The study tracked individual trait measures (such as personality, self-concept, and motivation) of 589 undergraduate students at the Georgia Institute of Technology from 2000 to 2008. The selected students were enrolled in Psychology 1000, a one-credit elective course for freshmen undergraduate students. Questionnaires assessing these trait measures were distributed to approximately 1,100 of the 1,196 students enrolled in the course in fall 2000, and 589 students completed the survey.
The research revealed that, on average, males and females who changed their college major from a field in science, technology, engineering or math (STEM) identified different reasons for doing so. Women who changed from a STEM major tended to have lower “self-concepts” in math and science — they were less likely to view themselves in these fields. Men tended to have lower levels of orientation toward “mastery and organization.”
“The findings from our study indicated that men who left the STEM majors tended to have much lower scores on self-reported Mastery/Organizational traits and skills than those who remained as STEM majors,” Ackerman told InformED in a recent interview. “The constituent traits in this constellation of variables included Desire to Learn, Mastery Orientation, Conscientiousness, and skills such as Time and Study management and academic Organizational skills.”
Because these were self-reported traits and skills, Ackerman says one interpretation is that the men who left the STEM areas tended to have lower engagement and a lower positive orientation toward academically rigorous work, over and above considerations of whether they had the ability to persevere in the major.
“One could think of this as a poor ‘person-environment fit’—such that they tended to feel more comfortable in an academic program that was perhaps less demanding on things like math and science (e.g. by transferring to a major in ‘management’ which is the major most of the STEM to non-STEM transfers were made).”
In addition to personality traits, domain knowledge has been identified as a significant factor in predicting STEM major success.

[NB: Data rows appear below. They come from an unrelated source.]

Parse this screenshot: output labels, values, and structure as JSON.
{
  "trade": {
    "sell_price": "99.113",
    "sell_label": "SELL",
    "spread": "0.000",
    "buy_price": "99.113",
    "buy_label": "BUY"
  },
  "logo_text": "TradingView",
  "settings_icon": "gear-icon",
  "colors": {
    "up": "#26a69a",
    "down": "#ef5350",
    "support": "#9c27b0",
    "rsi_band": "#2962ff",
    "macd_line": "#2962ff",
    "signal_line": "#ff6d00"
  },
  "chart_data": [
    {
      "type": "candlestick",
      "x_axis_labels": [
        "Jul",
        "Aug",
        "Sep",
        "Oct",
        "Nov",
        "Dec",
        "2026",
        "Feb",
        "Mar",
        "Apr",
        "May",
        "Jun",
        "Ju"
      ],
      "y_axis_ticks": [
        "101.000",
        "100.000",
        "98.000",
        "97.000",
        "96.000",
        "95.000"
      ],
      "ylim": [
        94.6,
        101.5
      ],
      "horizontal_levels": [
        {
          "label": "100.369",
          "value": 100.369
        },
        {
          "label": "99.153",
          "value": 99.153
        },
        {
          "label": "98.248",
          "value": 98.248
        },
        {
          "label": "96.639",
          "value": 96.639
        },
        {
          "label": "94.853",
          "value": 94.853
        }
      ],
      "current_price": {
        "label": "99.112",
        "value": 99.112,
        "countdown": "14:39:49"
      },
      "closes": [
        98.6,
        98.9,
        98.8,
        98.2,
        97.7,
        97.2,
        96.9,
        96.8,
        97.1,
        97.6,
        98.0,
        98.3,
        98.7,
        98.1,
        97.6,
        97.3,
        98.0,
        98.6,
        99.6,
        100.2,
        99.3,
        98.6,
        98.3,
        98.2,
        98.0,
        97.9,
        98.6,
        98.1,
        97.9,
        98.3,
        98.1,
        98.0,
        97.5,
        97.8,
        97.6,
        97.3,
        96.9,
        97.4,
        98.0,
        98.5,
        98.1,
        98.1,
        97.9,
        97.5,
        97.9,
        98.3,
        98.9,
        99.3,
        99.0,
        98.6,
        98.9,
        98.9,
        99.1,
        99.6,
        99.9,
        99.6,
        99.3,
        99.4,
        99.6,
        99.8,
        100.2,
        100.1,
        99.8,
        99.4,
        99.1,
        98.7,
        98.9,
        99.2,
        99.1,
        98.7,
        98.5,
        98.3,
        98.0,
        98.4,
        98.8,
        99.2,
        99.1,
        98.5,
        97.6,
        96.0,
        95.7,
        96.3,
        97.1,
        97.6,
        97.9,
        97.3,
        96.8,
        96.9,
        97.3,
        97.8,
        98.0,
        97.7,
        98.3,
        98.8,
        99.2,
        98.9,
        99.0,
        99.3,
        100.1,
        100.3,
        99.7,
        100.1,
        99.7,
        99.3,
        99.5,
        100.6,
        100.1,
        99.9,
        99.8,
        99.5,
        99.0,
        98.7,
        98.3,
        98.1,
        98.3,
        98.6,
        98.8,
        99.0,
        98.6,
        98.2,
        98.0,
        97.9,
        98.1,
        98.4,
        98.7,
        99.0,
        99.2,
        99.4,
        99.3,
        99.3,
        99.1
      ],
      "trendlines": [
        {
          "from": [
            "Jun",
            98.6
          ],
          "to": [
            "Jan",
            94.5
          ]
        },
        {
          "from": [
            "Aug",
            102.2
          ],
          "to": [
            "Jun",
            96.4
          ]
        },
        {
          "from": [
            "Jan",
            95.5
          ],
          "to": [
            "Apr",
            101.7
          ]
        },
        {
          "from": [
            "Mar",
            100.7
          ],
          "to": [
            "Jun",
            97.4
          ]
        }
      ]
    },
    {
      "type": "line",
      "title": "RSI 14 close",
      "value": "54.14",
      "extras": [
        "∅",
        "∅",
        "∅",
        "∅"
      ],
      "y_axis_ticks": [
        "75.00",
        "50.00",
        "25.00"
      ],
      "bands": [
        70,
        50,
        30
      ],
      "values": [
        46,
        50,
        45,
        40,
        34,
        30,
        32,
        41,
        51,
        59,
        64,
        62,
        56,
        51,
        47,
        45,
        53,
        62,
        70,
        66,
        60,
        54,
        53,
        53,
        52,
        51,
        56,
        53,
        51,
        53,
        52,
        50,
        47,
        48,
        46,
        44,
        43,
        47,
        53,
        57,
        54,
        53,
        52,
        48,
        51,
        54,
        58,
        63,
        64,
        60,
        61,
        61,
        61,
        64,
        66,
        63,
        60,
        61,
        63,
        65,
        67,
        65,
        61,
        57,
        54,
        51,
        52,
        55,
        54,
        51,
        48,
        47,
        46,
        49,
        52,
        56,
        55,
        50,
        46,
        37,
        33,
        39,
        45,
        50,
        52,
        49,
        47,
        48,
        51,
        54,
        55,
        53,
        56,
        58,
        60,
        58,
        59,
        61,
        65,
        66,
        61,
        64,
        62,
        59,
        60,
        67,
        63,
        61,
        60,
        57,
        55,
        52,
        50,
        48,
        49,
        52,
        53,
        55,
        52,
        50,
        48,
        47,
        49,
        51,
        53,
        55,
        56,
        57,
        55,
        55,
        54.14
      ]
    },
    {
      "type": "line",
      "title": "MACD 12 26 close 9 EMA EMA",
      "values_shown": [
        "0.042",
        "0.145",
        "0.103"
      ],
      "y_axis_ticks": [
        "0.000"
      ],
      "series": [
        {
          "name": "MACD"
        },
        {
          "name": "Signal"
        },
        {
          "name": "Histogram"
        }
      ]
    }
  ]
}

“Given that over half of the AP exams are completed prior to the students’ senior year of high school, their actual exam scores could be part of the formal selection process and assist in identifying students most likely to graduate from college/university,” Ackerman said, adding that he hoped university admissions officers would consider taking into account what applicants “know” in addition to their grades and standardized test scores.
The researchers hope their findings will help students, counselors, and other stake-holders better match high school elective options to student interests and personal characteristics.